On the other hand, there are solutions to our plastic problem, like recycling and using less plastic and, worldwide, there are dozens of projects designed to clean up the mess on both land and sea.

The beach south of Jambeli in El Oro Province.

The beach south of Jambeli in El Oro Province.

With all this in mind, I wondered where all this plastic was coming from. In the U.S., recycling has become common and roads and beaches didn’t seem to be accumulating plastics in the quantities I was hearing about.

When I moved to Ecuador, I thought I might see the mess I had been reading about, this littering and over abundance of plastic waste. Sure, in Cuenca, salchipapa containers and plastic bags are used all the time so some littering is not uncommon. But recycling is so common in the city that you can buy bags designated for your recycling at any place that sells garbage bags. Most people either drink water from the tap or from refillable bottles. The cokes and beers can easily be purchased in returnable glass bottles. And the plastic that doesn’t make it to the recycle truck is often filtered out of trash cans and off the sidewalks by citizens looking to recycle it for a little money. The city of Cuenca has trash pick-up and street cleaners. For the most part, it stays very clean.

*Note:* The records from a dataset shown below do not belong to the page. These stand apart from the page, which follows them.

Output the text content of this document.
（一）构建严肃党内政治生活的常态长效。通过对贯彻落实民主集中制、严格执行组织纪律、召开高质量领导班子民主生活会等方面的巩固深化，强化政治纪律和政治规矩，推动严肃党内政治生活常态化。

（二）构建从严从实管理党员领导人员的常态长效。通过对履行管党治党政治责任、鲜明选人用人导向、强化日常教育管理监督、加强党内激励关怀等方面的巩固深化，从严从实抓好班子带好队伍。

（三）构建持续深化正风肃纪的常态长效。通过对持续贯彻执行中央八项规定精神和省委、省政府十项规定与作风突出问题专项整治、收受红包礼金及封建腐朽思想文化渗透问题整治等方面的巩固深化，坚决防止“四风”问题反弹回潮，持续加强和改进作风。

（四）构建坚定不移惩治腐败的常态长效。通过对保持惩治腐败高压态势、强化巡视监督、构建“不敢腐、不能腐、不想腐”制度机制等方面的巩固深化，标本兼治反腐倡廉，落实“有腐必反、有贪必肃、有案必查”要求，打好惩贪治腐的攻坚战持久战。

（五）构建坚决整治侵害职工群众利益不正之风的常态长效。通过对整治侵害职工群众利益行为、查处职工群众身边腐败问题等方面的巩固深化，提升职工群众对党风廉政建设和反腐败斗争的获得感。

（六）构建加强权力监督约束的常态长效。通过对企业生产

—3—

Then, I moved to the coast. That’s where I found the plastic. Bottles, plastic to-go containers, jugs, and bags cover many parts of the beaches. Plastic oil bottles float on top of the waves. Ripped pieces of plastic cling to plants and flutter in the ocean breeze.

I step off the sand and cross the street where I find vacant lots carpeted in trash — much of which is plastic. As I drive the highway from my coastal town to Guayaquil, the shoulder of the roads and the empty fields are colorful with pink containers, green bottles, rainbow striped bags, and blue water jugs.

A sea tortoise in the Galapagos.

A sea tortoise in the Galapagos.

In Guayaquil, bottled water is sold cheap and everywhere. Vendors walk the streets, line the sidewalks, and jump on buses with water to sell. After all, you can’t drink the tap water there. That means everyone is buying bottled water. To top it off, lunches are sold in plastic to-go containers by vendors on the streets and on the buses. Trash covers yards around houses while slopes along the roads look like they’ve experienced a plastic landslide.

The trash in the coastal towns easily ends up in ocean, but the trash pile I walk past as I cross a bridge over one of Guayaquil’s rivers ends up in the ocean. Ecuador’s largest city is on the Guayas River, which empties into the Gulf of Guayaquil, an inlet of the Pacific Ocean.

I asked some young adults in Guayaquil if all this trash — mostly plastic — is a problem. They all agreed that it is. “Why does it happen?” I asked. That’s when the differences of opinion went public:

“They don’t have manners.”

“They’re not educated”

“I don’t throw trash on the ground.”

“There’s nowhere else to put it.”

I asked, “Who are ‘they’?” They are, I was told, the uneducated, the rude, the poor, etc.

When I asked how to solve it, the tension in the group only increased:

“Fine litterers heavily.”

“Educate them.”

“Improve trash pick up.”

“Put them in jail.”

“You’ll put a poor person in jail just because they are uneducated and can’t afford to pay the fine?”

The issue is no doubt a complex one, and often sensitive. Last month, though, the World Economic Forum said the only way to avoid a plastic disaster is to massively improve the economics and uptake of recycling. The forum says that means giving people incentives to collect plastic garbage and recycle, use reusable packaging, and encourage countries to drastically improve their waste collection infrastructure.

We don’t always think about where the trash goes. Living in my clean town in the U.S. and then walking the streets of Cuenca, I doubted if we even had a  problem.

Now, the trash is just outside my front door and it covers the beach across the street. I watch my step as I go out to the waves, and I sometimes have to carry my son over the trash border at the shoreline.

Now, I’m living personally with the problem.